In texts on functional programming such as Peyton Jones,
it seems to be assumed implicitly that since the untyped
lambda calculus is confluent, so is graph reduction on
any reasonable "enhanced" lambda calculus, such as lambda
calculus with booleans and natural numbers. While Mitschke's
"delta reduction" theorem (see [Barendregt]) implies that
term reduction for various enhanced lambda calculi is
confluent, it does not seem immediately clear that this
follows for the corresponding notion of graph reduction.

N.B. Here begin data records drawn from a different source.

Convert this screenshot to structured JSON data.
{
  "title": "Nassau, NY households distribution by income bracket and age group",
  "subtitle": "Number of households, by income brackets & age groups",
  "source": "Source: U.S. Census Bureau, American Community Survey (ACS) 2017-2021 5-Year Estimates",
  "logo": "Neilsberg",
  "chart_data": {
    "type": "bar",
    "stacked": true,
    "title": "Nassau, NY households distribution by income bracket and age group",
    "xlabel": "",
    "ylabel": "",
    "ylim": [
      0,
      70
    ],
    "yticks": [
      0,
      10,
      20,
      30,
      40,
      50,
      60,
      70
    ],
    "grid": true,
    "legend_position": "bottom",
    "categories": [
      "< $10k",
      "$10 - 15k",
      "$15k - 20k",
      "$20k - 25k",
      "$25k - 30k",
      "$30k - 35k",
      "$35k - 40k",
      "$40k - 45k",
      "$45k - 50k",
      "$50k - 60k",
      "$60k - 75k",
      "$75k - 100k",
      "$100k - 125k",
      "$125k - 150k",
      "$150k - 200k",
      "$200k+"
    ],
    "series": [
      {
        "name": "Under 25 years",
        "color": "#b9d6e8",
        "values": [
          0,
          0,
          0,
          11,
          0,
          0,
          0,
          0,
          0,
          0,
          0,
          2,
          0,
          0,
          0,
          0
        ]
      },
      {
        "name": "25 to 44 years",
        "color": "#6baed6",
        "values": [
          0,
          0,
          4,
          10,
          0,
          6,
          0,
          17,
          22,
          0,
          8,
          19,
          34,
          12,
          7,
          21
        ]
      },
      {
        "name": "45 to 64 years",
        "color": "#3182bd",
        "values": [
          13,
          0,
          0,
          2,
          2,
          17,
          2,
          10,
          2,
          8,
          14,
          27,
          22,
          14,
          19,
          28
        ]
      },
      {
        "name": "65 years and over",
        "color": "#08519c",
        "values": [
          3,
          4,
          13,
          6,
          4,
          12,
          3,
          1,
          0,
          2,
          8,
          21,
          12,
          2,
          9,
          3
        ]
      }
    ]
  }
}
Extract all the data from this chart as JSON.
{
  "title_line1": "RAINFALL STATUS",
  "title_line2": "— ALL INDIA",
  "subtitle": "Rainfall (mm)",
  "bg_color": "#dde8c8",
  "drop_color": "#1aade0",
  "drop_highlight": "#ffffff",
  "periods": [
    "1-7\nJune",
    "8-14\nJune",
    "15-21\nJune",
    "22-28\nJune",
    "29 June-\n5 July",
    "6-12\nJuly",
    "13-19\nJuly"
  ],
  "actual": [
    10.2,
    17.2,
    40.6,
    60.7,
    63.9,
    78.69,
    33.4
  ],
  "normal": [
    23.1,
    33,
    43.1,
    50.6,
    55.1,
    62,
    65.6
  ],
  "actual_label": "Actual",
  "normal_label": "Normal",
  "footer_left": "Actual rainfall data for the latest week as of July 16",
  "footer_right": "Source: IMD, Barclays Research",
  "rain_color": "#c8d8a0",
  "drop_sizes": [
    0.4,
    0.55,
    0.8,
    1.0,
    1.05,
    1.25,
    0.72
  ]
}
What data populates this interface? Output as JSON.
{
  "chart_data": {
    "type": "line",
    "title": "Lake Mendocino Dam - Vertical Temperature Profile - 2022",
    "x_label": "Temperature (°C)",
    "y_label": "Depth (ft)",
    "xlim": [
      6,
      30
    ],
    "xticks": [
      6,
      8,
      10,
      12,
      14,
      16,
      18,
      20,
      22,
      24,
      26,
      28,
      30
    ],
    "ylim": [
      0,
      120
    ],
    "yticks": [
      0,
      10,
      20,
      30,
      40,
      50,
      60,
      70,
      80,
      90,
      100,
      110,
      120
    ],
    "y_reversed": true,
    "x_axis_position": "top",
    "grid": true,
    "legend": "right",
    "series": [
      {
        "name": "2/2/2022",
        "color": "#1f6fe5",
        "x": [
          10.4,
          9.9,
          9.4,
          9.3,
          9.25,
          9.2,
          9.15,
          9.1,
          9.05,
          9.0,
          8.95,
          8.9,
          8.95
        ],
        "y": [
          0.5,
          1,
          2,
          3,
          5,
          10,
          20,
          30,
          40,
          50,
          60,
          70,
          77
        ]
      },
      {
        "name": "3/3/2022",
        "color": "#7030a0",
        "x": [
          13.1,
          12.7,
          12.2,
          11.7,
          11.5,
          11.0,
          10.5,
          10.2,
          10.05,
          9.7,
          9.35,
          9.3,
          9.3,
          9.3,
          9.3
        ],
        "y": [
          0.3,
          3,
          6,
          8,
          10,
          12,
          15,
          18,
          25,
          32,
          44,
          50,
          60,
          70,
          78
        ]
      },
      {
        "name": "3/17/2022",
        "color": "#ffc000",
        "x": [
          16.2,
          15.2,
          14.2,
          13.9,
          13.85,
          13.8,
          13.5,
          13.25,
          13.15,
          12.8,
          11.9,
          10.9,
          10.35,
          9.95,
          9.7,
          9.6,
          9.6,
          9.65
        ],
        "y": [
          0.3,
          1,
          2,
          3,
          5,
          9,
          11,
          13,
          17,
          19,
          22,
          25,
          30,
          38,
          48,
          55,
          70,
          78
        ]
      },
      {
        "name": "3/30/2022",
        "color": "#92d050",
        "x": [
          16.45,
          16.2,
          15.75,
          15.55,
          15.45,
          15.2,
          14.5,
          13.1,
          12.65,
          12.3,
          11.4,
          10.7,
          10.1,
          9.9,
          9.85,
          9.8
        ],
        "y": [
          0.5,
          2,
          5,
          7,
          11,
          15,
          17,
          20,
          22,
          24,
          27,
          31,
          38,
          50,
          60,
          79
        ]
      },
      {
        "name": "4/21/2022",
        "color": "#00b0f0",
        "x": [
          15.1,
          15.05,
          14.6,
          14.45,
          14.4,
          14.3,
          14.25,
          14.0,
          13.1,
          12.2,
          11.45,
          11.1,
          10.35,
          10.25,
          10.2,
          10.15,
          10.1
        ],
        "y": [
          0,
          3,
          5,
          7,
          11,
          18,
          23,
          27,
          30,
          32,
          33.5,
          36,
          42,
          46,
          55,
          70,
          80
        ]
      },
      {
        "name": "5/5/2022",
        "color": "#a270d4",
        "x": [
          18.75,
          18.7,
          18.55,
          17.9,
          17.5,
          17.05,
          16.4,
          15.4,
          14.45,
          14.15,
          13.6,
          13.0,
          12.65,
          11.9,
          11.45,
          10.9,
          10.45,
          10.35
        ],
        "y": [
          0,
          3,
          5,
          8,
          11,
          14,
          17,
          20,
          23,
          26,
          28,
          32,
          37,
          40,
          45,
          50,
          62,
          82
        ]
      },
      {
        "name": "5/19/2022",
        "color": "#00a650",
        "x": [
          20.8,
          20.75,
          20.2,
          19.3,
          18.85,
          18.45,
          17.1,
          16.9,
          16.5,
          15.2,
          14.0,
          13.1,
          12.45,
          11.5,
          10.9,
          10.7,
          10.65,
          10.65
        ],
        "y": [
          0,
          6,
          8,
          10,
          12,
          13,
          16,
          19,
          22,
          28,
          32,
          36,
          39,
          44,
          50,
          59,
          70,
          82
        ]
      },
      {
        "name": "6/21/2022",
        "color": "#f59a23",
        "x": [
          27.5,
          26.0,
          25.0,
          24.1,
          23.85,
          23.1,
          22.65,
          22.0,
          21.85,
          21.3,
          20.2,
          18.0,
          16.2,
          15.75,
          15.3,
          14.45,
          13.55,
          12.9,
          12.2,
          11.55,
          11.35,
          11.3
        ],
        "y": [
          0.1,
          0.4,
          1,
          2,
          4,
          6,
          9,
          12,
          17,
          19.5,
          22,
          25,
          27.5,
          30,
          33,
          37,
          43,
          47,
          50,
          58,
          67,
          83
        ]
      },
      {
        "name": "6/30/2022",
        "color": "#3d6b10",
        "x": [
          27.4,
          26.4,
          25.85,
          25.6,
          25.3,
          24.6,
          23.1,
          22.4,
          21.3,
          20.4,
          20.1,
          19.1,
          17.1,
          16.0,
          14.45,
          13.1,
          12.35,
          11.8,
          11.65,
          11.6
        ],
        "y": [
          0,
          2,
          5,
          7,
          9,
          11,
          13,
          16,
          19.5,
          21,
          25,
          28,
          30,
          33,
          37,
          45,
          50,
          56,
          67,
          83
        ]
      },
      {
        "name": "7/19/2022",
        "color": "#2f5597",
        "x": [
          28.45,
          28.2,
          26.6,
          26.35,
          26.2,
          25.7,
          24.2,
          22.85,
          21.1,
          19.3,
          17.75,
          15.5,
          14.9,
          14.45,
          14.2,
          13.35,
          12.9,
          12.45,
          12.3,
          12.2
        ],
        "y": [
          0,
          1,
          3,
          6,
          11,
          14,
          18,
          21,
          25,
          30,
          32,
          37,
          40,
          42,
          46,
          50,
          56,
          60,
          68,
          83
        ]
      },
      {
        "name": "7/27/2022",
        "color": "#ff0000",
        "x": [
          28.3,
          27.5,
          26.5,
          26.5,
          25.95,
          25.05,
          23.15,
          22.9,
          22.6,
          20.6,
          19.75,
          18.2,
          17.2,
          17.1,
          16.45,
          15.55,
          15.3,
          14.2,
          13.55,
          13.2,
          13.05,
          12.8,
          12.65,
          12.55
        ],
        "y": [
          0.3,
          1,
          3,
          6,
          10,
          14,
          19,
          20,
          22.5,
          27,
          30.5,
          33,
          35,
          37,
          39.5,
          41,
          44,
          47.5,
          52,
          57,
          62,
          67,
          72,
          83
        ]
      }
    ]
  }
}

Rather than discuss the machinery of graph reduction in 
detail, let us take an axiomatic approach. The main benefit
is that there many ways we might implement term reduction
by graph reduction, and our results will apply to any
such implementation satisfying the general conditions

To begin with, we assume there are functions
   G: Terms --> Graphs
   T: Graphs --> Terms
with T o G = id. In addition, we need the following properties.
Intuitively, the first says that "every term reduction has
a corresponding graph reduction," and the second that
"every graph reduction has a corresponding set of term 

Property 1.
   If term t -> s, and T(g) = t, then there is some graph
   h with g -> h and s ->> T(h).

Property 2.
   If graph g -> h, then T(g) ->> T(h).

Under the assumption that these properties hold, we have
the following theorem.

   If term reduction is confluent on terms with normal forms,
then graph reduction is confluent on all graphs representing
such terms.

It can be argued that this restricted form of confluence 
is sufficient for most implementation considerations,
but it would also be interesting to identify the properties
of graph implementation that would make term confluence
imply graph confluence. (I conjecture that this is true
under plausible general conditions.)

Question: is this sort of result well-known, or already
published somewhere? References appreciated.